A NAU DOS CORVOS
O farol na ponta do cabo adensa o mistério
que fica para além do horizonte cerrado
e, em breve, uma chuva
grossa, tocada a vento, impede a
viagem pelos miradouros do sonho. Não é noite,
mas gostaríamos que os olhos corressem por uns secretos rastos de luz a caminho
das ilhas que ficam a estibordo da nau que navega o mar de todas as sensações.
Não há corvos, mas gostaríamos que o seu grasnar anunciasse o fim de todas as
tempestades, como se a barca em que vogamos fosse a redenção para as lágrimas
de todos os queixumes. Ouvem-se, apenas, os gritos das gaivotas contra o vento
forte que as faz planar sobre as rochas marcadas pelo tempo e pelas vagas.
Mesmo assim continuamos a viagem a caminho de um novo regresso.

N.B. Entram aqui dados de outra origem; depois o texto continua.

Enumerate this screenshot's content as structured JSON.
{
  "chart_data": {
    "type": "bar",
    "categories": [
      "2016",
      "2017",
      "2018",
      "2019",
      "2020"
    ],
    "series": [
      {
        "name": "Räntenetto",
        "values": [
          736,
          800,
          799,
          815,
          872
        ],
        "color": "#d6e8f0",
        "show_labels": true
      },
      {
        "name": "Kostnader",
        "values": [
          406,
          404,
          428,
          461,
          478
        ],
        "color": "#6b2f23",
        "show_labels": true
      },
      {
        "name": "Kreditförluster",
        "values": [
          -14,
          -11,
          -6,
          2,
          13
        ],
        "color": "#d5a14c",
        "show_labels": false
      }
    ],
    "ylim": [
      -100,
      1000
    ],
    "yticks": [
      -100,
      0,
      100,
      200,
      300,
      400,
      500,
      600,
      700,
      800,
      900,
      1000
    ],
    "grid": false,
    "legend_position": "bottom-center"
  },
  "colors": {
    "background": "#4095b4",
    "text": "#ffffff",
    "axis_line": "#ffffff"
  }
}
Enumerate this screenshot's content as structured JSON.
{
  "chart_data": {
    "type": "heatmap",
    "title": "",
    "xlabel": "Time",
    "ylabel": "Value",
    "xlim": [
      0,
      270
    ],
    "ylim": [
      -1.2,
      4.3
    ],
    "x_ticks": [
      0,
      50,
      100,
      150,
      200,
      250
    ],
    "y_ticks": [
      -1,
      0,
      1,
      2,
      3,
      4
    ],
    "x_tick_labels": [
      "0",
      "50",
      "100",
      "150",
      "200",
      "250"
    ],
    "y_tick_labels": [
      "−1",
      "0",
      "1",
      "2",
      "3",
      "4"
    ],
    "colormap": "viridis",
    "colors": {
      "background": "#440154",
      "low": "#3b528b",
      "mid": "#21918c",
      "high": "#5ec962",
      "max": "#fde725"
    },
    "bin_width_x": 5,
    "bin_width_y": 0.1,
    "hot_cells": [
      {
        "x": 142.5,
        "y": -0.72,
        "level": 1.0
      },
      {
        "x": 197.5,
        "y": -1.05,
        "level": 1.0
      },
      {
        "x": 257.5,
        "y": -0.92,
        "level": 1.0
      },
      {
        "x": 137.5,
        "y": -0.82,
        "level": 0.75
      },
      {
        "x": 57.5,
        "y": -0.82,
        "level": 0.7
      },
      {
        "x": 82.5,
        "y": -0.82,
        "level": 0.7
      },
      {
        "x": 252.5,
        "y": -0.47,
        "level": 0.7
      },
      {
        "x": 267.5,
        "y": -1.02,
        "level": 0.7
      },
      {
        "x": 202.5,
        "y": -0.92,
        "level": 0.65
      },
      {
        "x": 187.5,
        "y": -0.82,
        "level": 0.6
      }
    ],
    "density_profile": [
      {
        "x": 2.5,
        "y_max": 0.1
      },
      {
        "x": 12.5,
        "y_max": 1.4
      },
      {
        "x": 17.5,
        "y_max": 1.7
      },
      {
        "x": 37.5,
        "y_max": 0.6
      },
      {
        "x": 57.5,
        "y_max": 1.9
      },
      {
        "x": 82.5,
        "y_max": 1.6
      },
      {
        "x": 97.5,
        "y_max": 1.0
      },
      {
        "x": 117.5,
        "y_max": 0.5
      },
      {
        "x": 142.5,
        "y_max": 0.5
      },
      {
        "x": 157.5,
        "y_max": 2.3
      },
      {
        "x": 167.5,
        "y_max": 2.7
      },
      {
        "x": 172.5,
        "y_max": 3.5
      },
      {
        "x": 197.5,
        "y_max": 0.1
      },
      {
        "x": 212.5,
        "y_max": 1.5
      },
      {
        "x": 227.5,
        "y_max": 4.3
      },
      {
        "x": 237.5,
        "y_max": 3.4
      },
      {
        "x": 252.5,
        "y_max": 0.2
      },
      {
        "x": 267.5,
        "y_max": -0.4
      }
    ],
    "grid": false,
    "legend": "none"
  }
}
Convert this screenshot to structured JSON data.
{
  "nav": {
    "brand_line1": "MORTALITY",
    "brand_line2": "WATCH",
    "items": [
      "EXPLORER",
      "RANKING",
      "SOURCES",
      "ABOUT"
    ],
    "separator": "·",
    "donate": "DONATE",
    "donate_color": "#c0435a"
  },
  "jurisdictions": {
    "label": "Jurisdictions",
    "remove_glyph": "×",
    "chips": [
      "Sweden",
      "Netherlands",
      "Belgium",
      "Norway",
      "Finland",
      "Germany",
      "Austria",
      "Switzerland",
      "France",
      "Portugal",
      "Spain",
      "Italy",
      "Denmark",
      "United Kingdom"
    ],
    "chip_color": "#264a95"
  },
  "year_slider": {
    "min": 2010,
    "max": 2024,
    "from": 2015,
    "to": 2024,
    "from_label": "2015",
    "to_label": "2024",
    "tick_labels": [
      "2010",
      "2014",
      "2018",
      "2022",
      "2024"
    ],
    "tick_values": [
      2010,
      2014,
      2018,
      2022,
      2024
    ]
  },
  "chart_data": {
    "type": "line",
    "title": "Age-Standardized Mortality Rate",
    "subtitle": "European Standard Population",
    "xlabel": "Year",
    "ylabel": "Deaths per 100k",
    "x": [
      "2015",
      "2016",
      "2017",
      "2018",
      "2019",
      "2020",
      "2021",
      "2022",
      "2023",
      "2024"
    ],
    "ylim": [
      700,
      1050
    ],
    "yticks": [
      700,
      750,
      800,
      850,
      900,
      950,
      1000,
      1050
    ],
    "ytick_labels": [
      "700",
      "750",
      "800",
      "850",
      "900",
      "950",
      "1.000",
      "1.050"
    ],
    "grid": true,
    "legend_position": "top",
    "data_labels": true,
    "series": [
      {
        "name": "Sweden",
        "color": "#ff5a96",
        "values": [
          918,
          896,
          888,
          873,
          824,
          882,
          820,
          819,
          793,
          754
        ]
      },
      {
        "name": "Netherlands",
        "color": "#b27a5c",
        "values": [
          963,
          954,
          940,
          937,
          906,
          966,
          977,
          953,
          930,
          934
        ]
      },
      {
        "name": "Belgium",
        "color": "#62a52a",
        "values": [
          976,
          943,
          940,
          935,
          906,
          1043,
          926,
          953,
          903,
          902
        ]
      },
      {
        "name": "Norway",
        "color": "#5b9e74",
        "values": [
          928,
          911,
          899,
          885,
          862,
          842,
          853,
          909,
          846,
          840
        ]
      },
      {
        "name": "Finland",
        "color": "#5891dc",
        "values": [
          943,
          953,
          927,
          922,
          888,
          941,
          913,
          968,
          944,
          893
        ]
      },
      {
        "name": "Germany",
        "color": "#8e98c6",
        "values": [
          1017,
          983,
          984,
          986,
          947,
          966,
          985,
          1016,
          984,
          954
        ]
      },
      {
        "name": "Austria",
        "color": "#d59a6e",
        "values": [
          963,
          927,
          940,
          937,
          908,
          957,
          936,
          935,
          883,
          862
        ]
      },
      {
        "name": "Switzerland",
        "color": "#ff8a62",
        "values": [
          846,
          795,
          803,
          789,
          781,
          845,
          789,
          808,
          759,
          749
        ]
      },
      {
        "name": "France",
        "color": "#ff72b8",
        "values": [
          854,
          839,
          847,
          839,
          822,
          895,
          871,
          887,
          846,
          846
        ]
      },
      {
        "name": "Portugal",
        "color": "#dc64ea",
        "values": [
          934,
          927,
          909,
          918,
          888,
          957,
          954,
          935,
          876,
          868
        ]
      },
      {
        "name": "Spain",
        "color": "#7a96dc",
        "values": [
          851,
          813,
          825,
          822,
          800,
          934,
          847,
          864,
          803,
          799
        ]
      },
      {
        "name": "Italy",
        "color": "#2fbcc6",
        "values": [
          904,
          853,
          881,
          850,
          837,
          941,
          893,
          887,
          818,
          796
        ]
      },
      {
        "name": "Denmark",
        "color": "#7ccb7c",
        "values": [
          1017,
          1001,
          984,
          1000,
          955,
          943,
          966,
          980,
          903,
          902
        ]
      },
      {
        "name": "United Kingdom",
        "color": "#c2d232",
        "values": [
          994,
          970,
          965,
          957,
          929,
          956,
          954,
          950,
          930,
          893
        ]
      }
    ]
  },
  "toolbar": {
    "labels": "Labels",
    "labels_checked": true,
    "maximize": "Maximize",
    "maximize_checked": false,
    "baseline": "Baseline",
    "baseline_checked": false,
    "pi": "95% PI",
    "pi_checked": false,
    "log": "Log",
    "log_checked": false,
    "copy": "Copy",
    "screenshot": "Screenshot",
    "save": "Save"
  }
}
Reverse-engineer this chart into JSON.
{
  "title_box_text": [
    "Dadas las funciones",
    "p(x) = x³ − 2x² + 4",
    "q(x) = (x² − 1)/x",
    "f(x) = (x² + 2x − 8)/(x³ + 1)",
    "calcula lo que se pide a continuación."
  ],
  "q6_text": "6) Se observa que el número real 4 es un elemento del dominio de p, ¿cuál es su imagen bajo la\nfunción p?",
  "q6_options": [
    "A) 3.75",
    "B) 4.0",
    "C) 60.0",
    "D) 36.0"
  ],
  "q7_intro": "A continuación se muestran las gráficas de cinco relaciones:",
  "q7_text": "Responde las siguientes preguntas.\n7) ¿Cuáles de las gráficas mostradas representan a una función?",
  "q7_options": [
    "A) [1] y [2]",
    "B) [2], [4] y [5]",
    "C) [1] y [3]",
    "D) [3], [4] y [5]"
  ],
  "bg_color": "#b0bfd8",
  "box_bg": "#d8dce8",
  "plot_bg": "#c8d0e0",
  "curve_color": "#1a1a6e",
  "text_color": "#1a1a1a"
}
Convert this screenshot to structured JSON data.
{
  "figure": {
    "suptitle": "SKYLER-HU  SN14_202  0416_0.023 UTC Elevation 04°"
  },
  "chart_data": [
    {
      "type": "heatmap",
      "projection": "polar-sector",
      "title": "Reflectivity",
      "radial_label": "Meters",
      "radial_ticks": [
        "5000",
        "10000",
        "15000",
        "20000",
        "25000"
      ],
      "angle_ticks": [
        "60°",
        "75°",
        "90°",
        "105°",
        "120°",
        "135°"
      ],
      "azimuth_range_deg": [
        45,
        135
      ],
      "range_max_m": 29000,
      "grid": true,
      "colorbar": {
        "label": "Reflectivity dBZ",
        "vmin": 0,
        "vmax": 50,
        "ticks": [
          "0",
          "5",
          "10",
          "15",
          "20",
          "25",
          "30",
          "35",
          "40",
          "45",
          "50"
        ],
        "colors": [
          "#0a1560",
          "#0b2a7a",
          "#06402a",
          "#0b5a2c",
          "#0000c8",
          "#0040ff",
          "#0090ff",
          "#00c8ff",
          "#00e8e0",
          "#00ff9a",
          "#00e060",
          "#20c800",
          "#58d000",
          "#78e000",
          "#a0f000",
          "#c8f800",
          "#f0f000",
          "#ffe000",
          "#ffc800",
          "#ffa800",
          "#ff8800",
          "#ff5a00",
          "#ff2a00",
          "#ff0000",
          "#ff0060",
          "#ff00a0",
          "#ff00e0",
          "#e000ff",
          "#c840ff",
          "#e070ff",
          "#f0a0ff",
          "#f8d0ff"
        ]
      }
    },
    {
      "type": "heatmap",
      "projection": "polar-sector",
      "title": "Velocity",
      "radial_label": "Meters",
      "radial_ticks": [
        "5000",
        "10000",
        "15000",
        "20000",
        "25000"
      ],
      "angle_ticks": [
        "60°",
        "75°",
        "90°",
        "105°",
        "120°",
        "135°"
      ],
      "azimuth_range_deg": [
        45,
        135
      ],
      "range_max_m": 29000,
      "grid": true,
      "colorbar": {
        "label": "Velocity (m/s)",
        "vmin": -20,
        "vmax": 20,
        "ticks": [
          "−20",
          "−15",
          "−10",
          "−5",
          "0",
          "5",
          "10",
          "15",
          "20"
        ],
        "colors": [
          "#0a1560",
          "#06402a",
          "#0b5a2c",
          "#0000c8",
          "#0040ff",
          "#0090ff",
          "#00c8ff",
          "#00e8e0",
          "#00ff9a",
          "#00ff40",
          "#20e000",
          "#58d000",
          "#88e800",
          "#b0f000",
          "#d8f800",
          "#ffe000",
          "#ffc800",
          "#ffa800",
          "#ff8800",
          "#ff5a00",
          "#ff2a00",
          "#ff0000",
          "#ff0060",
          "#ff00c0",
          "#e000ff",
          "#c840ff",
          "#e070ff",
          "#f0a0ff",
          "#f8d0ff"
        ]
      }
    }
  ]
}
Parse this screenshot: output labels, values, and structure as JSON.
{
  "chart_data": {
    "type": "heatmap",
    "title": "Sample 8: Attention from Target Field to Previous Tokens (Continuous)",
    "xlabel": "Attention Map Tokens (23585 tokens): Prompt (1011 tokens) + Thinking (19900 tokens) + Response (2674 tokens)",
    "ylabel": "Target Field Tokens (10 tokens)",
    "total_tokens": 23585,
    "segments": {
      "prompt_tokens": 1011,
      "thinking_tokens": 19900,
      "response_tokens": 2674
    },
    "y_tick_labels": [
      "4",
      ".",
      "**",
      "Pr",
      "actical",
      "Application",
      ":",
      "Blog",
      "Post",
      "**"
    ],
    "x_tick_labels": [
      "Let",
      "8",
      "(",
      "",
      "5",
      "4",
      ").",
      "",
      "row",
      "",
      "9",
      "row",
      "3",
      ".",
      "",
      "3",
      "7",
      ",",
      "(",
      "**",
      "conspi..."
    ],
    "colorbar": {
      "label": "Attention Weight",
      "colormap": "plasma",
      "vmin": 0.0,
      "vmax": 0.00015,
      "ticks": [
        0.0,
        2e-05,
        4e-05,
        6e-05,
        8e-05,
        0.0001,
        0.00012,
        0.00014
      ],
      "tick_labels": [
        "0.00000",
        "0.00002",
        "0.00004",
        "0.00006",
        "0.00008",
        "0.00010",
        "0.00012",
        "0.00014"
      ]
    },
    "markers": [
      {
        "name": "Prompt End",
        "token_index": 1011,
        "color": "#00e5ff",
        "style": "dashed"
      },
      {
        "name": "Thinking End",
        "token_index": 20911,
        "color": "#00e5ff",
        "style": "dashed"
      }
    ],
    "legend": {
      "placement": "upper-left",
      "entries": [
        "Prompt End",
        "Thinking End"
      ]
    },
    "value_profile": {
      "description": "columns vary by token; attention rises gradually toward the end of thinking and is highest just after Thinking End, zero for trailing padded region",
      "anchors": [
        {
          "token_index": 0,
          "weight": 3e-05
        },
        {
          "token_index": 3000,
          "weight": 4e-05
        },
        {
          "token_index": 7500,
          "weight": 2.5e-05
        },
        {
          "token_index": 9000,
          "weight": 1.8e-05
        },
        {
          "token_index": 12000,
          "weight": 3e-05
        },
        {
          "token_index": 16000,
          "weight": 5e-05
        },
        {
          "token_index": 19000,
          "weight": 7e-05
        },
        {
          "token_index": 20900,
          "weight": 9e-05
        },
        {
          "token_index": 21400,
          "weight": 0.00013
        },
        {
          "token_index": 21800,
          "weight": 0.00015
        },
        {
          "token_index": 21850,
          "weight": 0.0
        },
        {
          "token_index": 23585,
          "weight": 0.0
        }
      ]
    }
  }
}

Regressa-se sempre pelos caminhos apressados que as mãos vão
talhando e atalhando nas paisagens marítimas do nosso
olhar. Mesmo em dias cinzentos sabemos esculpir as nuvens para que o Sol
festeje o verde que corre pelos campos fora até às arribas que os protegem da
maré-cheia. E o amarelo que pontilha montes e vales é o que resta da sagração
do mar e da Primavera da terra. São
secretos rastos de luz a caminho das ilhas que ficam a bombordo das sensações
que povoam o mar de todas as naus. E é nelas que poisam os corvos-marinhos dos bons e dos maus presságios. E é nelas que, no silêncio da
espera, aportamos, peregrinos, em terras distantes e tristes. E é nelas que, no
silêncio do desejo, transportamos as árvores que plantamos à beira do sonho, ou
arrecadamos os frutos silvestres que alimentam a viagem. Levamos, por vezes,
abrunhos bravos, colhidos em manhãs orvalhadas, para matar a sede e a saudade.
Que terras distantes são estas que ficam
para além dos gestos e do olhar? Difíceis viagens esperam o corpo nas rotas de
tamanha empresa!
Se a sede se mata com o orvalho dos frutos
selvagens, já a saudade se alimenta das árvores que abrolham, perpetuamente, à
ilharga das ilusões.
Augusto Mota, texto 62 de «A Geografia do Prazer», 1999
- Exaltação do corpo em viagem pelos continentes da memória.